In each case, the investigation used a simulation that is a follow-up to stopping the formation influx at a kick volume of 18.5 bbl by shutting in the well. When formation flow stops and BHP equals FP, circulation can begin. A special complication is that interpreting the drillpipe pressure buildup to determine the Shut-In Drill Pipe Pressure (SIDPP) is not possible due to the DSV. Therefore, a different method was adopted to obtain an equivalent SIDPP following pump start-up.

Circulation through a gas-lifted choke line and a surface choke. The first circulation alternative considered is similar to the procedure routinely used on floating rigs. The only difference is that nitrogen is injected into the bottom of choke line at a rate of 7.76 MMcfd to reduce the hydrostatic pressure in the choke line and avoid lost returns. Pump speed was kept constant, and only choke adjustments were used to keep drillpipe pressure and BHP constant. The nitrogen injection rate to the choke line was also kept constant to simplify this procedure. The relatively high, 800-psi kick margin allows the gas kick to be circulated out without any fracturing risk. By keeping the BHP above the FP during gas circulation, there was no additional kick influx, and the gas kick was successfully circulated out of the well, Fig. 7.

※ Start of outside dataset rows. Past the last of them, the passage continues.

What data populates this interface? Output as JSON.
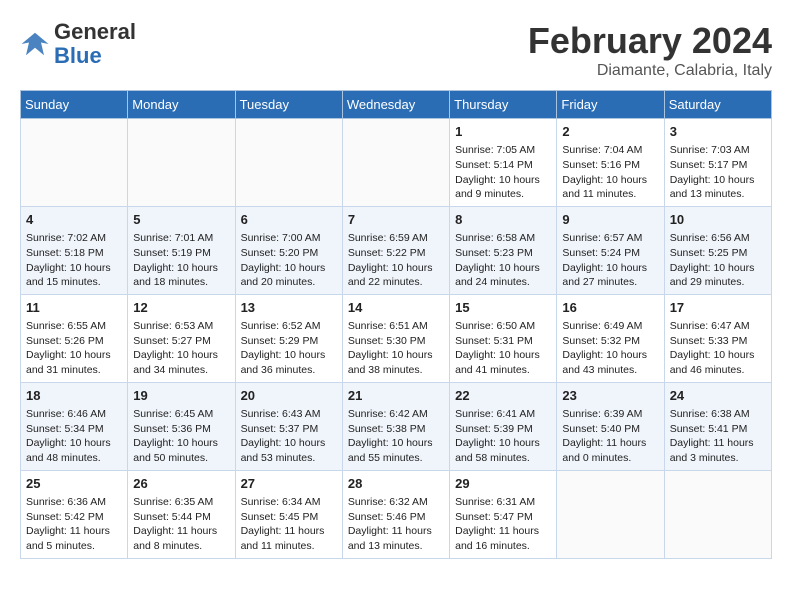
{
  "header": {
    "logo_general": "General",
    "logo_blue": "Blue",
    "month": "February 2024",
    "location": "Diamante, Calabria, Italy"
  },
  "days_of_week": [
    "Sunday",
    "Monday",
    "Tuesday",
    "Wednesday",
    "Thursday",
    "Friday",
    "Saturday"
  ],
  "weeks": [
    [
      {
        "day": "",
        "info": ""
      },
      {
        "day": "",
        "info": ""
      },
      {
        "day": "",
        "info": ""
      },
      {
        "day": "",
        "info": ""
      },
      {
        "day": "1",
        "info": "Sunrise: 7:05 AM\nSunset: 5:14 PM\nDaylight: 10 hours\nand 9 minutes."
      },
      {
        "day": "2",
        "info": "Sunrise: 7:04 AM\nSunset: 5:16 PM\nDaylight: 10 hours\nand 11 minutes."
      },
      {
        "day": "3",
        "info": "Sunrise: 7:03 AM\nSunset: 5:17 PM\nDaylight: 10 hours\nand 13 minutes."
      }
    ],
    [
      {
        "day": "4",
        "info": "Sunrise: 7:02 AM\nSunset: 5:18 PM\nDaylight: 10 hours\nand 15 minutes."
      },
      {
        "day": "5",
        "info": "Sunrise: 7:01 AM\nSunset: 5:19 PM\nDaylight: 10 hours\nand 18 minutes."
      },
      {
        "day": "6",
        "info": "Sunrise: 7:00 AM\nSunset: 5:20 PM\nDaylight: 10 hours\nand 20 minutes."
      },
      {
        "day": "7",
        "info": "Sunrise: 6:59 AM\nSunset: 5:22 PM\nDaylight: 10 hours\nand 22 minutes."
      },
      {
        "day": "8",
        "info": "Sunrise: 6:58 AM\nSunset: 5:23 PM\nDaylight: 10 hours\nand 24 minutes."
      },
      {
        "day": "9",
        "info": "Sunrise: 6:57 AM\nSunset: 5:24 PM\nDaylight: 10 hours\nand 27 minutes."
      },
      {
        "day": "10",
        "info": "Sunrise: 6:56 AM\nSunset: 5:25 PM\nDaylight: 10 hours\nand 29 minutes."
      }
    ],
    [
      {
        "day": "11",
        "info": "Sunrise: 6:55 AM\nSunset: 5:26 PM\nDaylight: 10 hours\nand 31 minutes."
      },
      {
        "day": "12",
        "info": "Sunrise: 6:53 AM\nSunset: 5:27 PM\nDaylight: 10 hours\nand 34 minutes."
      },
      {
        "day": "13",
        "info": "Sunrise: 6:52 AM\nSunset: 5:29 PM\nDaylight: 10 hours\nand 36 minutes."
      },
      {
        "day": "14",
        "info": "Sunrise: 6:51 AM\nSunset: 5:30 PM\nDaylight: 10 hours\nand 38 minutes."
      },
      {
        "day": "15",
        "info": "Sunrise: 6:50 AM\nSunset: 5:31 PM\nDaylight: 10 hours\nand 41 minutes."
      },
      {
        "day": "16",
        "info": "Sunrise: 6:49 AM\nSunset: 5:32 PM\nDaylight: 10 hours\nand 43 minutes."
      },
      {
        "day": "17",
        "info": "Sunrise: 6:47 AM\nSunset: 5:33 PM\nDaylight: 10 hours\nand 46 minutes."
      }
    ],
    [
      {
        "day": "18",
        "info": "Sunrise: 6:46 AM\nSunset: 5:34 PM\nDaylight: 10 hours\nand 48 minutes."
      },
      {
        "day": "19",
        "info": "Sunrise: 6:45 AM\nSunset: 5:36 PM\nDaylight: 10 hours\nand 50 minutes."
      },
      {
        "day": "20",
        "info": "Sunrise: 6:43 AM\nSunset: 5:37 PM\nDaylight: 10 hours\nand 53 minutes."
      },
      {
        "day": "21",
        "info": "Sunrise: 6:42 AM\nSunset: 5:38 PM\nDaylight: 10 hours\nand 55 minutes."
      },
      {
        "day": "22",
        "info": "Sunrise: 6:41 AM\nSunset: 5:39 PM\nDaylight: 10 hours\nand 58 minutes."
      },
      {
        "day": "23",
        "info": "Sunrise: 6:39 AM\nSunset: 5:40 PM\nDaylight: 11 hours\nand 0 minutes."
      },
      {
        "day": "24",
        "info": "Sunrise: 6:38 AM\nSunset: 5:41 PM\nDaylight: 11 hours\nand 3 minutes."
      }
    ],
    [
      {
        "day": "25",
        "info": "Sunrise: 6:36 AM\nSunset: 5:42 PM\nDaylight: 11 hours\nand 5 minutes."
      },
      {
        "day": "26",
        "info": "Sunrise: 6:35 AM\nSunset: 5:44 PM\nDaylight: 11 hours\nand 8 minutes."
      },
      {
        "day": "27",
        "info": "Sunrise: 6:34 AM\nSunset: 5:45 PM\nDaylight: 11 hours\nand 11 minutes."
      },
      {
        "day": "28",
        "info": "Sunrise: 6:32 AM\nSunset: 5:46 PM\nDaylight: 11 hours\nand 13 minutes."
      },
      {
        "day": "29",
        "info": "Sunrise: 6:31 AM\nSunset: 5:47 PM\nDaylight: 11 hours\nand 16 minutes."
      },
      {
        "day": "",
        "info": ""
      },
      {
        "day": "",
        "info": ""
      }
    ]
  ]
}
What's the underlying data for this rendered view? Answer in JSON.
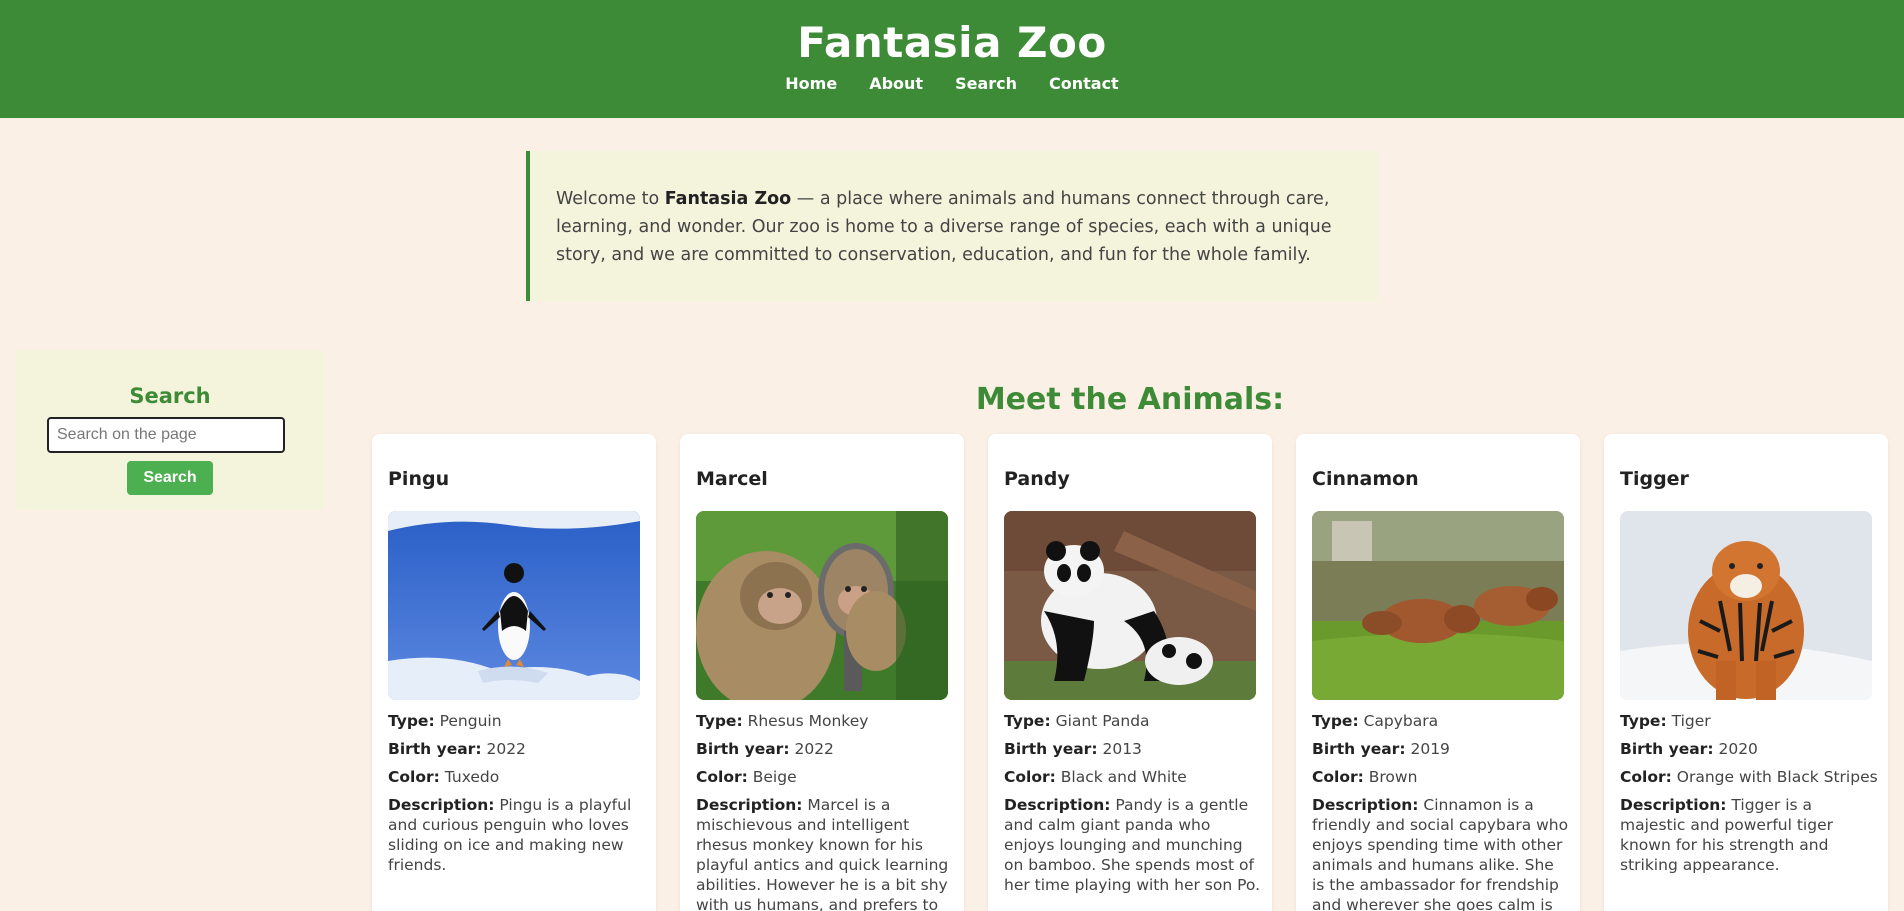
{
  "header": {
    "title": "Fantasia Zoo",
    "nav": [
      "Home",
      "About",
      "Search",
      "Contact"
    ]
  },
  "intro": {
    "lead": "Welcome to ",
    "bold": "Fantasia Zoo",
    "rest": " — a place where animals and humans connect through care, learning, and wonder. Our zoo is home to a diverse range of species, each with a unique story, and we are committed to conservation, education, and fun for the whole family."
  },
  "search": {
    "title": "Search",
    "placeholder": "Search on the page",
    "button": "Search"
  },
  "section_title": "Meet the Animals:",
  "labels": {
    "type": "Type:",
    "birth": "Birth year:",
    "color": "Color:",
    "description": "Description:"
  },
  "animals": [
    {
      "name": "Pingu",
      "type": "Penguin",
      "birth_year": "2022",
      "color": "Tuxedo",
      "description": "Pingu is a playful and curious penguin who loves sliding on ice and making new friends.",
      "image_icon": "penguin-photo"
    },
    {
      "name": "Marcel",
      "type": "Rhesus Monkey",
      "birth_year": "2022",
      "color": "Beige",
      "description": "Marcel is a mischievous and intelligent rhesus monkey known for his playful antics and quick learning abilities. However he is a bit shy with us humans, and prefers to look at us",
      "image_icon": "monkey-photo"
    },
    {
      "name": "Pandy",
      "type": "Giant Panda",
      "birth_year": "2013",
      "color": "Black and White",
      "description": "Pandy is a gentle and calm giant panda who enjoys lounging and munching on bamboo. She spends most of her time playing with her son Po.",
      "image_icon": "panda-photo"
    },
    {
      "name": "Cinnamon",
      "type": "Capybara",
      "birth_year": "2019",
      "color": "Brown",
      "description": "Cinnamon is a friendly and social capybara who enjoys spending time with other animals and humans alike. She is the ambassador for frendship and wherever she goes calm is",
      "image_icon": "capybara-photo"
    },
    {
      "name": "Tigger",
      "type": "Tiger",
      "birth_year": "2020",
      "color": "Orange with Black Stripes",
      "description": "Tigger is a majestic and powerful tiger known for his strength and striking appearance.",
      "image_icon": "tiger-photo"
    }
  ],
  "colors": {
    "header_green": "#3d8b37",
    "page_bg": "#fbf0e6",
    "panel_bg": "#f4f4dc",
    "button_green": "#4caf50"
  }
}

Circulation through a gas-lifted choke line with the choke at the seafloor. The second alternative used a surface-controlled, subsea choke system to minimize complications caused by multiphase flow in the subsea choke line. The length of the line can result in unacceptably high hydrostatic and/or frictional backpressure on the annulus during kick circulation. Nitrogen injection into the base of the choke line helps overcome these effects, but it also means that surface choke adjustments always affect the multiphase flow conditions in the choke line. The potential advantage of using the subsea choke is to place the choke ahead of the multiphase flow in the choke line, such that choke pressure adjustments act more directly to affect BHP. This should simplify choke manipulation.

The advantage of using the subsea choke instead of the surface choke is the faster and more accurate pressure response. Kick circulation was successful and the risk of lost returns was even smaller than the previous case.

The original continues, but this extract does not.